SPRINGFIELD, Ill. (WTVO) — Starting July 1st, Illinois residents will begin to pay more on basic necessities such as gasoline and groceries.
Last year, Gov. JB Pritzker signed a temporary initiative, the Family Relief Plan, designed to ease the effects of inflation on residents by suspending the 1% sales tax on groceries and freezing the motor vehicle tax at 39.2 cents per gallon.
On July 1st, 2023, those freezes will come to an end.
Taxes on groceries
The state’s 1% tax on groceries has been suspended for a year, but that is set to end on July 1, according to The Daily Herald.
Read the Illinois Department of Revenue’s informational bulletin for retailers on the return of this tax.

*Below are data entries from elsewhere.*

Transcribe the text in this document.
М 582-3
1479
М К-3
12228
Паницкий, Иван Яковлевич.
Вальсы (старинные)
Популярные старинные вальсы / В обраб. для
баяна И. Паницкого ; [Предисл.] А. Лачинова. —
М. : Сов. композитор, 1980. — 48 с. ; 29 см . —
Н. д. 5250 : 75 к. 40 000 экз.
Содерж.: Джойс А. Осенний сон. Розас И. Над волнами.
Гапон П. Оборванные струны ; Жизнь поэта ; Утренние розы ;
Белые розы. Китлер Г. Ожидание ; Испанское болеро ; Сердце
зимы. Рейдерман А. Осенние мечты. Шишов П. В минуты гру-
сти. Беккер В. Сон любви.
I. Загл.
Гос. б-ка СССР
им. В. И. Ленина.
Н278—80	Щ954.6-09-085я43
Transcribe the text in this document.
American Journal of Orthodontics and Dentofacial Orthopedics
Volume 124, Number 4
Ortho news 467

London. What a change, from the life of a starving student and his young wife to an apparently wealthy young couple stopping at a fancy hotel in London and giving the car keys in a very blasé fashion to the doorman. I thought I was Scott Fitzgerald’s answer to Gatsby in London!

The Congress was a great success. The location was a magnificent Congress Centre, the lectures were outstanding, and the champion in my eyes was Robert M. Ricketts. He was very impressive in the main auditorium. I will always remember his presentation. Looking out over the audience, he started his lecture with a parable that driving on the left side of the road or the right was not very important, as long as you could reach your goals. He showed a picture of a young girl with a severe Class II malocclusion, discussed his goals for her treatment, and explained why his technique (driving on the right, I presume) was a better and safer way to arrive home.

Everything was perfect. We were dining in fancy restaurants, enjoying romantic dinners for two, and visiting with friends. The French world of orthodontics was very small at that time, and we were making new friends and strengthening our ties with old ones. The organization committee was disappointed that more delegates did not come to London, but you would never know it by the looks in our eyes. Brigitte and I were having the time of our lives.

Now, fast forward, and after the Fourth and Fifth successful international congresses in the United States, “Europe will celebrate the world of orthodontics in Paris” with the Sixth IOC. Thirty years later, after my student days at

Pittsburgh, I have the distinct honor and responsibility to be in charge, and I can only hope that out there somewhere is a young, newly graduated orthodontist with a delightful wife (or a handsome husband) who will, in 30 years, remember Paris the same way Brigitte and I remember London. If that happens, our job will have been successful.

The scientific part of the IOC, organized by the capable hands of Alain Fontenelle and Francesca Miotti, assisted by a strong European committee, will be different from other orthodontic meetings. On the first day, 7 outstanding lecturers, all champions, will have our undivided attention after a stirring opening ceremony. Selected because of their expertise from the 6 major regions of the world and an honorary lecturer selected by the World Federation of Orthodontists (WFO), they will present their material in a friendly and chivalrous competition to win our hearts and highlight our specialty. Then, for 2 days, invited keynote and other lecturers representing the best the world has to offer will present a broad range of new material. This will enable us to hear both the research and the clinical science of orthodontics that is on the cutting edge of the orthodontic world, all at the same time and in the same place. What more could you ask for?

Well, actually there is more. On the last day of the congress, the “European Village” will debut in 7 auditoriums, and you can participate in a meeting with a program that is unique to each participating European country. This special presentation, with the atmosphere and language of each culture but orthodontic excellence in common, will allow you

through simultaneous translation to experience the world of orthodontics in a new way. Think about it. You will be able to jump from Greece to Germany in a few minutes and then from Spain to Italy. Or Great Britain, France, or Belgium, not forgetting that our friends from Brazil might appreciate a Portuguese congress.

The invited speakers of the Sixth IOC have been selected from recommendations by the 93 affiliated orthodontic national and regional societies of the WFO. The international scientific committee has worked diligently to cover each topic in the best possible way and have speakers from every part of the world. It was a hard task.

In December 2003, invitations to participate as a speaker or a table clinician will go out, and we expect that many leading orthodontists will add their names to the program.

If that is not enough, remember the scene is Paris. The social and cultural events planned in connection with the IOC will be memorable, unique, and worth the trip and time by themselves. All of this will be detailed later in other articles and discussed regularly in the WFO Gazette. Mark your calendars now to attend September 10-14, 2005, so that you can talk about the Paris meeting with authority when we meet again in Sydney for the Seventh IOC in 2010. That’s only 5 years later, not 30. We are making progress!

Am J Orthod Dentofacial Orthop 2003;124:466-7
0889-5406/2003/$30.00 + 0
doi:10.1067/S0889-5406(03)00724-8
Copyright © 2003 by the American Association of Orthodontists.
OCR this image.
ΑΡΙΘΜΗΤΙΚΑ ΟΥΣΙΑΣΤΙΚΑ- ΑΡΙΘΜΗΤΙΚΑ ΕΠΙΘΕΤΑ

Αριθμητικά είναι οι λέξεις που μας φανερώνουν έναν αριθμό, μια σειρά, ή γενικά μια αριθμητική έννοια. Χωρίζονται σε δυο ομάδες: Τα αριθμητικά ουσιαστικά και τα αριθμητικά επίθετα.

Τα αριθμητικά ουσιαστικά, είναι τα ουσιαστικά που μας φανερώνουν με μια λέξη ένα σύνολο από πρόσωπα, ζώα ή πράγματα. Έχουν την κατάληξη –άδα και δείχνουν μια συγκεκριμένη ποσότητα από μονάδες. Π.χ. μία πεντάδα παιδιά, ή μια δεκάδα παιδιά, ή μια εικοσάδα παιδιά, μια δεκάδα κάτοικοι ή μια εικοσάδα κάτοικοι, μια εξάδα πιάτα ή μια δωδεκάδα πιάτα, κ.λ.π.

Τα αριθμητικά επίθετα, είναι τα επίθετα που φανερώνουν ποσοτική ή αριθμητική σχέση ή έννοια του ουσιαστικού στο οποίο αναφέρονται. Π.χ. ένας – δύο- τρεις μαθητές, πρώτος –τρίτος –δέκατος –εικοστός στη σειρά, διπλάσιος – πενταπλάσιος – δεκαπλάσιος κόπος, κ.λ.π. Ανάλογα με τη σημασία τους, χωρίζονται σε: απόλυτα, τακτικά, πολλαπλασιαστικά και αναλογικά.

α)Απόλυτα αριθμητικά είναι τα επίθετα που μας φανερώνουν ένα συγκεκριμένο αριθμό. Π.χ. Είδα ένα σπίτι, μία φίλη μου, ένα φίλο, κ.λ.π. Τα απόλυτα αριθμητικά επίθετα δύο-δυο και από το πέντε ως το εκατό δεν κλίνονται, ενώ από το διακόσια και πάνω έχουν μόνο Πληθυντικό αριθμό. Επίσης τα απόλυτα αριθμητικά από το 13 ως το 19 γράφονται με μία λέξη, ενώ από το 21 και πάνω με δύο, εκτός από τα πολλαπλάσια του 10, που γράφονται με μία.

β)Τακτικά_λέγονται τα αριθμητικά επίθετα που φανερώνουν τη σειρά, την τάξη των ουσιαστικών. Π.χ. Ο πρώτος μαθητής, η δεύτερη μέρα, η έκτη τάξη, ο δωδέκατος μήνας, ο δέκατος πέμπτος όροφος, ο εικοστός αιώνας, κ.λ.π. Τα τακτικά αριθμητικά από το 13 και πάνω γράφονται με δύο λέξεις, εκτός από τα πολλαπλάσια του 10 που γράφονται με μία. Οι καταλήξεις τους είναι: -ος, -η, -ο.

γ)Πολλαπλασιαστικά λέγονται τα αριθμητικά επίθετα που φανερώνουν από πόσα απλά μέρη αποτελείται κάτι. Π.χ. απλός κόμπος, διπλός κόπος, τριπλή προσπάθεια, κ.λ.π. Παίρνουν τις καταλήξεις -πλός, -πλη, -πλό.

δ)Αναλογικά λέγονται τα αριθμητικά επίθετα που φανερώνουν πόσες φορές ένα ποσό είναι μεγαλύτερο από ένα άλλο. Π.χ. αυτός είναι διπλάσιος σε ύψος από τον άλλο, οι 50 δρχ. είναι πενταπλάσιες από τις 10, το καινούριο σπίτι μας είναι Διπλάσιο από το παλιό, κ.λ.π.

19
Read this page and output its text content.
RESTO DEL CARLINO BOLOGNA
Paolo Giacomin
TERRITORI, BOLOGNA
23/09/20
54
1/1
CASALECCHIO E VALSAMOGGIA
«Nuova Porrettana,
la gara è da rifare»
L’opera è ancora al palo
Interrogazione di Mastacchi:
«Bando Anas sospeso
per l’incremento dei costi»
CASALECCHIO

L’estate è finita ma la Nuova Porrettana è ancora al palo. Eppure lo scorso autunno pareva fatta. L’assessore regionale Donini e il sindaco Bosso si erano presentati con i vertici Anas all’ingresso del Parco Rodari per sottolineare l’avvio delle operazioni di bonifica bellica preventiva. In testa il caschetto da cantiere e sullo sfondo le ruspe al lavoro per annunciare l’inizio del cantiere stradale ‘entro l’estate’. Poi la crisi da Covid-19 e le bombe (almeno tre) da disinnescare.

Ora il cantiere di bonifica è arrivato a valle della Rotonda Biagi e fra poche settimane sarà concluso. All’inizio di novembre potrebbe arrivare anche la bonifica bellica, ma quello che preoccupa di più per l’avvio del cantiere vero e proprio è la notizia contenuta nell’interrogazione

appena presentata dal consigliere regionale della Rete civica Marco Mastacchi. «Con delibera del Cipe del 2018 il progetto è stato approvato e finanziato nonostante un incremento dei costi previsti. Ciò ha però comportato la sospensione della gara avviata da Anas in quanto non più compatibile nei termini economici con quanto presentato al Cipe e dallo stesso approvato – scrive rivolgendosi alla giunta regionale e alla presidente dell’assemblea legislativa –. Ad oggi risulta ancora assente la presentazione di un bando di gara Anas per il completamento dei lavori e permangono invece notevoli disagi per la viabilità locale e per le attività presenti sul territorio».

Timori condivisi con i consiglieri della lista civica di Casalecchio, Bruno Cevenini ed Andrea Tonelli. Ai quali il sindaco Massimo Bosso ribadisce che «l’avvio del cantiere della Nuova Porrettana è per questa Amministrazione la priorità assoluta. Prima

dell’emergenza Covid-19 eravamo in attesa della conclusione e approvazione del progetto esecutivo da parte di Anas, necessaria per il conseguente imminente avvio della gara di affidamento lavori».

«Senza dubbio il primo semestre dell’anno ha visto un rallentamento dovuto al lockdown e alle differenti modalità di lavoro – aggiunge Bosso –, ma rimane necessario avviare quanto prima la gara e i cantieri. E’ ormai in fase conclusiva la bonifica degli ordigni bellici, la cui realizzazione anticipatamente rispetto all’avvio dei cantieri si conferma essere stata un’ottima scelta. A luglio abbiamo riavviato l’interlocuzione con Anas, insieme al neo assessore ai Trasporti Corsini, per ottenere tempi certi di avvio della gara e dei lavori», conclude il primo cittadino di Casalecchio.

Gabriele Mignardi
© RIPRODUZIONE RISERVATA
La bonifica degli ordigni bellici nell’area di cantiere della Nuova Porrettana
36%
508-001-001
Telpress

The grocery tax was suspended just before April 2022 to help reduce the cost to Illinois consumers. It only applied to food that was meant to be consumed off site, excluding candy, soda and liquor.
Illinois is one of 13 states across the country that taxes groceries, though the state’s 1% rate is the lowest among them.
This comes at a time when groceries are more expensive than before, as a recent report from the U.S. Department of Agriculture showed that prices at supermarkets were 7.1% higher in April than the year before.
Taxes on motor fuel
The state’s Motor Fuel Tax Law imposes an annual increase on July 1 to Illinois’ Part A fuel tax. This is a separate tax from the Part B rate determined January 1 every year
Illinois drivers this summer will be paying 6.2 cents a gallon more in state gas taxes than they did during Christmas, according to the Illinois Policy Institute, for a total tax of 45.4 cents, up from 42.3 cents on Jan. 1 and 39.2 cents a year ago, according to The Center Square.
The same tax increase also applies to diesel fuel, jumping from $0.498 per gallon to $0.529, liquefied natural gas, liquefied petroleum gas, and compressed natural gas.
Governor J.B. Pritzker signed into law a $45 billion infrastructure plan in 2019. That plan doubled the state’s gasoline tax from 19 cents to 38 cents per gallon, and included automatic inflation adjustments every July 1, meaning state lawmakers no longer need to vote on unpopular gas tax rate changes.
That’s on top of the state sales tax on gas, at 6.25%.
After the July 1 increase, Illinois will have the second-highest motor fuel excise tax in the nation, with Illinois residents paying 78 cents per gallon in taxes.